The Islamic State’s West Africa Province, as Boko Haram now calls itself, has spread beyond its base in northeastern Nigeria into neighboring Cameroon, Chad and Niger, which all have borders near the dwindling waters of Lake Chad. Al-Qaida’s various branches in Mali, meanwhile, first expanded their presence from the country’s desert north into its more populous center, before encroaching last year on neighboring Burkina Faso and Cote d’Ivoire, which had been relatively free of attacks from Islamist extremists.
Beyond these groups’ stated goal to replace secular governments with their own absolute Islamic rule, there is a more practical reason for their expansion across borders in West Africa: retribution for these countries’ direct or tacit involvement in Western-backed counterterrorism operations. Attacks in Burkina Faso’s capital, Ouagadougou, in January 2016 and a March 2016 assault on Cote d’Ivoire’s tourist-popular Grand Bassam beachfront were both claimed by al-Qaida in the Islamic Maghreb, or AQIM, as retribution for French-led efforts to defeat them.
Yet one West African country has so far been spared this Islamist blowback, despite being a key Western security partner and actively involved in regional counterterrorism initiatives. Senegal appears to be the quintessential target for the likes of Boko Haram and al-Qaida.
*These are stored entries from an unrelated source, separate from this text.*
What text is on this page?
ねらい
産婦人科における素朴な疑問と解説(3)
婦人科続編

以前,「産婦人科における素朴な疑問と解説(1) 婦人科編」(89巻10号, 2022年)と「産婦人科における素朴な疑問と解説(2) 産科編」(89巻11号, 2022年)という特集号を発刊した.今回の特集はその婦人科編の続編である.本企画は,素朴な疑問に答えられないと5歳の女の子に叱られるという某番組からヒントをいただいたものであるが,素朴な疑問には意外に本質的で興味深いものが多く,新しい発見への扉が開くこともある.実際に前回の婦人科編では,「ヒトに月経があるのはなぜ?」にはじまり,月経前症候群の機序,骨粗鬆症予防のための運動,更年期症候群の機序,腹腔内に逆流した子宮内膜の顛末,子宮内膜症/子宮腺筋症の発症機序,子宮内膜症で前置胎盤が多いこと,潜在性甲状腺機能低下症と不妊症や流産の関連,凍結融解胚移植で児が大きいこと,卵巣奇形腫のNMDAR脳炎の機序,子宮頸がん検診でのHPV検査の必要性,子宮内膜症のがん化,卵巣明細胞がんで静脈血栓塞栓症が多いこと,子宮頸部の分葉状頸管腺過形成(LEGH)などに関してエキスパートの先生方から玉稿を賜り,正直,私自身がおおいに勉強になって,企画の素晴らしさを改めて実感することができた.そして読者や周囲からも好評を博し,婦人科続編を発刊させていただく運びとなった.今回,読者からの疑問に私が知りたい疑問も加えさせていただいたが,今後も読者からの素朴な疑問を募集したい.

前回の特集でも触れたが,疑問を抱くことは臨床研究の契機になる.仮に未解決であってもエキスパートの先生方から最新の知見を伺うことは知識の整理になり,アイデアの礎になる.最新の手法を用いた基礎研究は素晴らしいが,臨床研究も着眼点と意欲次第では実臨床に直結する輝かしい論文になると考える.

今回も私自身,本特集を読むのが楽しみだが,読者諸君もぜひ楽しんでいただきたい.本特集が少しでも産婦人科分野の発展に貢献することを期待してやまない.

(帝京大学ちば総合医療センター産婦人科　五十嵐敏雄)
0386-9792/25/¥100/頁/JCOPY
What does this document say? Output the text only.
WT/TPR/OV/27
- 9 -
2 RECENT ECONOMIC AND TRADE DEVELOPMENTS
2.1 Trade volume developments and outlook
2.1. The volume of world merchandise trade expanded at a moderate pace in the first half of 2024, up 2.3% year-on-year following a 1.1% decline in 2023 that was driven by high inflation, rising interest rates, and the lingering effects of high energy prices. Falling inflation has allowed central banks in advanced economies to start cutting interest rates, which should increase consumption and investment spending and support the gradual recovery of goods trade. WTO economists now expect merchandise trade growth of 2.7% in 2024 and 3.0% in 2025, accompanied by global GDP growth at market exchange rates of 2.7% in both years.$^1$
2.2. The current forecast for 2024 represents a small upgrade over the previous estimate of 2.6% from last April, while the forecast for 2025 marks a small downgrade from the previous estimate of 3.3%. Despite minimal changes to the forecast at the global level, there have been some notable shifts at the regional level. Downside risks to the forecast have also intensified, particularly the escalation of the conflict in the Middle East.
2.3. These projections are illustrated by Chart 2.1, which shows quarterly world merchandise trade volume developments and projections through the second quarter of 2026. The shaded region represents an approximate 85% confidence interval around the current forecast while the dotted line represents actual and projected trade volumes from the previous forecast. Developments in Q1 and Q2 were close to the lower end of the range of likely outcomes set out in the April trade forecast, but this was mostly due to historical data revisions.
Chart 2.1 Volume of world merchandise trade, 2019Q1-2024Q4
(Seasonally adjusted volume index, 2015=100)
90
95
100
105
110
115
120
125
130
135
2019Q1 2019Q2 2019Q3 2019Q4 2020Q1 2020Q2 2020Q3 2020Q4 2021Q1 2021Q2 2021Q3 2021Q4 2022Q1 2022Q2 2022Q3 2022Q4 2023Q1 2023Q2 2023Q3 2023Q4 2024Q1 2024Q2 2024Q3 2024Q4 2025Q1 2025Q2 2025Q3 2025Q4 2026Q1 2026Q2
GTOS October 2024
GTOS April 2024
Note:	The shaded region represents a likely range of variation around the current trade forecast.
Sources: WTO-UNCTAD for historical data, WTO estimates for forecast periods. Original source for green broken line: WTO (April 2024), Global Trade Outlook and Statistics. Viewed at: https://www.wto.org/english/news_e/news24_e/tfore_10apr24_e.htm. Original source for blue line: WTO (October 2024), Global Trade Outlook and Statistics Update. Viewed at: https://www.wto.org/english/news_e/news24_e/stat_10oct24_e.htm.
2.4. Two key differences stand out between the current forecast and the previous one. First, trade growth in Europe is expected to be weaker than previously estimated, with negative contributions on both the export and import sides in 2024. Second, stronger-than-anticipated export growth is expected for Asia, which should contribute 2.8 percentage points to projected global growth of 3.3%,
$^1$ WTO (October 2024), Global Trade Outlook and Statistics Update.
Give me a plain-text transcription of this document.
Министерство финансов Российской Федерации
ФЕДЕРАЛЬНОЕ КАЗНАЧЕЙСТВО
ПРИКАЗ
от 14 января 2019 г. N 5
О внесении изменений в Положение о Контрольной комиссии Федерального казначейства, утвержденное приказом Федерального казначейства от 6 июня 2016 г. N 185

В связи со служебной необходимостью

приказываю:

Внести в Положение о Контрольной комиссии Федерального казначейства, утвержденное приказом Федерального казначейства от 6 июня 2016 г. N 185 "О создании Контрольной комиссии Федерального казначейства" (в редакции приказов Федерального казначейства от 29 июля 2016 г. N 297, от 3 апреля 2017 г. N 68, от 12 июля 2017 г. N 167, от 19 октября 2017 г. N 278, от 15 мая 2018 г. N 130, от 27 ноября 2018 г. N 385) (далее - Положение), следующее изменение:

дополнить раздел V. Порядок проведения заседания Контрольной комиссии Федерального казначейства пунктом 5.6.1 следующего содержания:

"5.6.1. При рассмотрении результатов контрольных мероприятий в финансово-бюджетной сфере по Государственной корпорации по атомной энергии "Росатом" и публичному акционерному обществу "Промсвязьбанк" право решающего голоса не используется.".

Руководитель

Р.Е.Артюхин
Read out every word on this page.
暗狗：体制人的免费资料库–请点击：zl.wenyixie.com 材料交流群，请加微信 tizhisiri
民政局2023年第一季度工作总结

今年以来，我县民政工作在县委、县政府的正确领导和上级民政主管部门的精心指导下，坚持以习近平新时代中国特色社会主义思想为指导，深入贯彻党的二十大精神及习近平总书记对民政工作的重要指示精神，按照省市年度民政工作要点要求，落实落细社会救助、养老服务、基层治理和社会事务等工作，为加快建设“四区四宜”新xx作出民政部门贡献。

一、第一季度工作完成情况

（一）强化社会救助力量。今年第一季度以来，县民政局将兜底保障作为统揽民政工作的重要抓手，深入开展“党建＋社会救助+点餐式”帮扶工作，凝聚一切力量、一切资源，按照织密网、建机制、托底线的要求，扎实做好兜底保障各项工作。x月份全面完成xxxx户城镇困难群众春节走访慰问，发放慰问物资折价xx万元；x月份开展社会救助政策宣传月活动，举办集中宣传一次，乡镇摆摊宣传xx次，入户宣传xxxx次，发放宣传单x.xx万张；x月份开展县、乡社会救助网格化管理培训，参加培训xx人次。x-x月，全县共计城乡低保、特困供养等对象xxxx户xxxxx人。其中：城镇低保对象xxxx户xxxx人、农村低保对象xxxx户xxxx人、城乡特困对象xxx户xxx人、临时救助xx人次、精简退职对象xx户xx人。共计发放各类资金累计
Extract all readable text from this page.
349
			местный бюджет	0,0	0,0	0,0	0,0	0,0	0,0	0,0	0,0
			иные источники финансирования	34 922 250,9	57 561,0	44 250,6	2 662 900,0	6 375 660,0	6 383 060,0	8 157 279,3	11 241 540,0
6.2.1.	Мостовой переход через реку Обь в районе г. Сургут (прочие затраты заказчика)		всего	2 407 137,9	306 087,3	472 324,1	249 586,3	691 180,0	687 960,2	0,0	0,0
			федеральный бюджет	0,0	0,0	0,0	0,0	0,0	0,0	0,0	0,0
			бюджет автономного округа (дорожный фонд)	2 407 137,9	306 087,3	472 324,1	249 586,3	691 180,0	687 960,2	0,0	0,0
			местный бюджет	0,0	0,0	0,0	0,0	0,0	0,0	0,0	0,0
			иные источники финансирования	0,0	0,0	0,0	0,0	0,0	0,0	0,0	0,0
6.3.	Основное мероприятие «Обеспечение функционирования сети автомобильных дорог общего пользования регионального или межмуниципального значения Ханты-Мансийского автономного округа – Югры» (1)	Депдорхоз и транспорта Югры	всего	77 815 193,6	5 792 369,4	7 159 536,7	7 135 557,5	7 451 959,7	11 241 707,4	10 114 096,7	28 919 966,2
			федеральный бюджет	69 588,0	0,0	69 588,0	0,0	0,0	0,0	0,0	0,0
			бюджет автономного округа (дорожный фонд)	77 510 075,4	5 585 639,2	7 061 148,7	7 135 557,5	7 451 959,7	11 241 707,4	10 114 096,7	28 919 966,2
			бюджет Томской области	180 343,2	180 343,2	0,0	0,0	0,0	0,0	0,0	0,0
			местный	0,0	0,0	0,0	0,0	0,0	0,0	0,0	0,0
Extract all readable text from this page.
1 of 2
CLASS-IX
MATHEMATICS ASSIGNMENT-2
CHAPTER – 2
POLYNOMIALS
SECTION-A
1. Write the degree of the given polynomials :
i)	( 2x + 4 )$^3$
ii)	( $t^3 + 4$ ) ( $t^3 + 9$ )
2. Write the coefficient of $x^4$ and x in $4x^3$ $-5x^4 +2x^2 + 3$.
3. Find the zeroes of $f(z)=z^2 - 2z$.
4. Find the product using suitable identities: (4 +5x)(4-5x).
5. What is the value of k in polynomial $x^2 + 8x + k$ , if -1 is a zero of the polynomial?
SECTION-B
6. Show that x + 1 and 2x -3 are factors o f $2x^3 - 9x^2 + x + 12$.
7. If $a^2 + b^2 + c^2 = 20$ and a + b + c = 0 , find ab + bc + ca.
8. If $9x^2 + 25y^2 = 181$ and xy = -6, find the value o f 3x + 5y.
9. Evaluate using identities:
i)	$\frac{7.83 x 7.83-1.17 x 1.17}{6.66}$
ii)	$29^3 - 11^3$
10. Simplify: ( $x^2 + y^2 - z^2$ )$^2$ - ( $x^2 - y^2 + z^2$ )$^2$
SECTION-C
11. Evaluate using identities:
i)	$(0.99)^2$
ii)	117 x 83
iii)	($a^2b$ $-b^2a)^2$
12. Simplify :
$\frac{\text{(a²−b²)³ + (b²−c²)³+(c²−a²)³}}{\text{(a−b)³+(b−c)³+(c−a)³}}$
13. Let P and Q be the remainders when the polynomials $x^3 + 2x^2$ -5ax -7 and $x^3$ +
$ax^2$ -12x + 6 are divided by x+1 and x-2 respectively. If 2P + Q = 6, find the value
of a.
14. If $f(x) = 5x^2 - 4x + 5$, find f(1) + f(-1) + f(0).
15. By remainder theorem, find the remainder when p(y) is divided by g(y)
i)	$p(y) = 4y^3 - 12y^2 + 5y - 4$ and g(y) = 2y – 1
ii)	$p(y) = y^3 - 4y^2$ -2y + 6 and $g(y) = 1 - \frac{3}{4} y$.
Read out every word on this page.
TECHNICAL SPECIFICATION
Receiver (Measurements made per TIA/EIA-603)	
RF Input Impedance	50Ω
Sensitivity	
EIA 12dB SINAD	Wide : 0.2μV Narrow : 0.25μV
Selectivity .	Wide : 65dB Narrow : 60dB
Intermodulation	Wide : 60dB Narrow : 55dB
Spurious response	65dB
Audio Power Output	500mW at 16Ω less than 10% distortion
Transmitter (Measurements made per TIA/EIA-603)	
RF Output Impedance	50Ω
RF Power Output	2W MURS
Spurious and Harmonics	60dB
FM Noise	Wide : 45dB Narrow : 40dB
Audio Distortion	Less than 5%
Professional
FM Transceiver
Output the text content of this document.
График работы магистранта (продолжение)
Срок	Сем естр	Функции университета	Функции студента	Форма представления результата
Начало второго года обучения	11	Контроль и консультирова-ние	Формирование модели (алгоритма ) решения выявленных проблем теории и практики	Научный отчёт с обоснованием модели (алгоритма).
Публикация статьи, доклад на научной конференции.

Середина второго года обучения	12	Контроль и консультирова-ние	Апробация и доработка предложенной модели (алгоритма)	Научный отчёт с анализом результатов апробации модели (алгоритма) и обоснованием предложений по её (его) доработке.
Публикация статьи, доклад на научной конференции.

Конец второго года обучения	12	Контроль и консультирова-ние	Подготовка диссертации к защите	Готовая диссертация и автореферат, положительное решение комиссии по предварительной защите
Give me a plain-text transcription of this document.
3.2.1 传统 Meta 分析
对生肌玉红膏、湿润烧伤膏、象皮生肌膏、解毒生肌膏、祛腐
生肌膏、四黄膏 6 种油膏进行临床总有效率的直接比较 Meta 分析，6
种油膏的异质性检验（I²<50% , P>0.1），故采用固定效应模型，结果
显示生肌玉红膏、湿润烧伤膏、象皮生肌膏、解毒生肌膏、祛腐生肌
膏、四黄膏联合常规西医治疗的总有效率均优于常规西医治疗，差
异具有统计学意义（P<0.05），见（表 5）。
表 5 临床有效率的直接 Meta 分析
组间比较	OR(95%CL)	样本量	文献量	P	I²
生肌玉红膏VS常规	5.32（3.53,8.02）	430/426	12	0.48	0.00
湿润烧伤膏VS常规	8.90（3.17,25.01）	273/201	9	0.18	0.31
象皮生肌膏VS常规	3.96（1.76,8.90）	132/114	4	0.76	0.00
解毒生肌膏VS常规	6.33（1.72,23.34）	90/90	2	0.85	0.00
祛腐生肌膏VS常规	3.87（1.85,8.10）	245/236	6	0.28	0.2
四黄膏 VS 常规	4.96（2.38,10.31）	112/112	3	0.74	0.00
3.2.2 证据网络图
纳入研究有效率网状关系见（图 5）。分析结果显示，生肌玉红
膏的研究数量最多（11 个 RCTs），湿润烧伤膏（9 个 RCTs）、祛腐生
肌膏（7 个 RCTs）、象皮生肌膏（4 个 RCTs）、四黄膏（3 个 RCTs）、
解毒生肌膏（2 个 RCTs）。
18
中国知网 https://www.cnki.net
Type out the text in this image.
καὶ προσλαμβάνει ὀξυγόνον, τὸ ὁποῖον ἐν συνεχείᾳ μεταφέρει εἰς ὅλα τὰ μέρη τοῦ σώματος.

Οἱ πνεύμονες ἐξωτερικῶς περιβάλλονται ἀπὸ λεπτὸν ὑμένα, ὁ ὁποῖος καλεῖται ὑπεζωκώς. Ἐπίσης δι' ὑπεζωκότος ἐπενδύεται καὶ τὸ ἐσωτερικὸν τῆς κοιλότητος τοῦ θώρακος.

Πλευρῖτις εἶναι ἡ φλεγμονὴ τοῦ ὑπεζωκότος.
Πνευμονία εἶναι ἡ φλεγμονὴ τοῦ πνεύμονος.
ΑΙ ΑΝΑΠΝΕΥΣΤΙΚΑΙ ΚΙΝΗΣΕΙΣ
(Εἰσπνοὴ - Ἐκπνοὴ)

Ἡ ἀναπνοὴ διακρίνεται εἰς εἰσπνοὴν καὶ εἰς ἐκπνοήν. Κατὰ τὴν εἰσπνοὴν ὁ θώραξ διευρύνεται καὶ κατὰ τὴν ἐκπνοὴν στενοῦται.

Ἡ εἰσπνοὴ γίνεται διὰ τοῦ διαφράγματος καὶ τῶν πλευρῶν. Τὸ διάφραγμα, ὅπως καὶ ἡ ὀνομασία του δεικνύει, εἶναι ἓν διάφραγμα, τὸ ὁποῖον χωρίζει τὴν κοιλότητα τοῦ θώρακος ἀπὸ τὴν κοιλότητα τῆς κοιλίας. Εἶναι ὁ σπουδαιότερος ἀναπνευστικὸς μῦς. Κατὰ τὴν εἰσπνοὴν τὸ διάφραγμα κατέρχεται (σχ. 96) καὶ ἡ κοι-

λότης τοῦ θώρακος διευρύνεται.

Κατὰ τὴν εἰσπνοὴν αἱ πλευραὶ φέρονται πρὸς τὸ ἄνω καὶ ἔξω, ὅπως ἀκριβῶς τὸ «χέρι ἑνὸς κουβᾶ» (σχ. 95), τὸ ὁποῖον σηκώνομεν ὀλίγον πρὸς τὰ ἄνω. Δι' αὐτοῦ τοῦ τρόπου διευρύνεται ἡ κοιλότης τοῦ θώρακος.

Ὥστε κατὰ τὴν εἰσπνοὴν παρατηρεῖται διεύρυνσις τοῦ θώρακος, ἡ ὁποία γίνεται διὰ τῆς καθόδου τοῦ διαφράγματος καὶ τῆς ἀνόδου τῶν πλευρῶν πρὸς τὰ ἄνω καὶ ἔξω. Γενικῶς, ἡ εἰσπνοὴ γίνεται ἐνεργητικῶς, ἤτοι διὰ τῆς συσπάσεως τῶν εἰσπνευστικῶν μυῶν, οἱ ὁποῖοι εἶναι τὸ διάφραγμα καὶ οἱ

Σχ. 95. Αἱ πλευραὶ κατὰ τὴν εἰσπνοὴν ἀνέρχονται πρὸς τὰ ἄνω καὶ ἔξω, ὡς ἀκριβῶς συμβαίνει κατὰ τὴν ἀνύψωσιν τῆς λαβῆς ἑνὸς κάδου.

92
Last year, it upgraded its defense ties with the United States, increasing the presence of American military personnel and boosting joint military exercises. Senegal also contributes forces to the United Nations Multidimensional Integrated Stabilization Mission in Mali, known as MINUSMA, a dangerous peacekeeping mission that has been increasingly targeted by al-Qaida in the Islamic Maghreb and its affiliates. Senegal’s proximity to al-Qaida’s primary operational base over the border in Mali makes it susceptible to infiltration.
The government has responded to growing evidence of the presence of Islamist extremists with a spate of arrests of suspected militants tied to both al-Qaida and the Islamic State. Last month, police in Dakar detained three suspected foreign jihadis, two Moroccans and a Nigerian national. That followed the February arrests of two Malian nationals for their alleged involvement in the Grand-Bassam attack.
The arrests were the most concrete evidence of al-Qaida’s encroachment into Senegalese territory from its stronghold in Mali since the 2013 apprehension of Imam Babacar Dianko. The radical Senegalese preacher was an alleged associate of Hamada Ould Mohamed Kheirou, the leader of the al-Qaida-aligned Movement for Oneness and Jihad in West Africa. Today, as many as 30 Senegalese nationals are reportedly fighting for the Islamic State in Libya, Iraq and Syria; another 23 may be among the ranks of Boko Haram.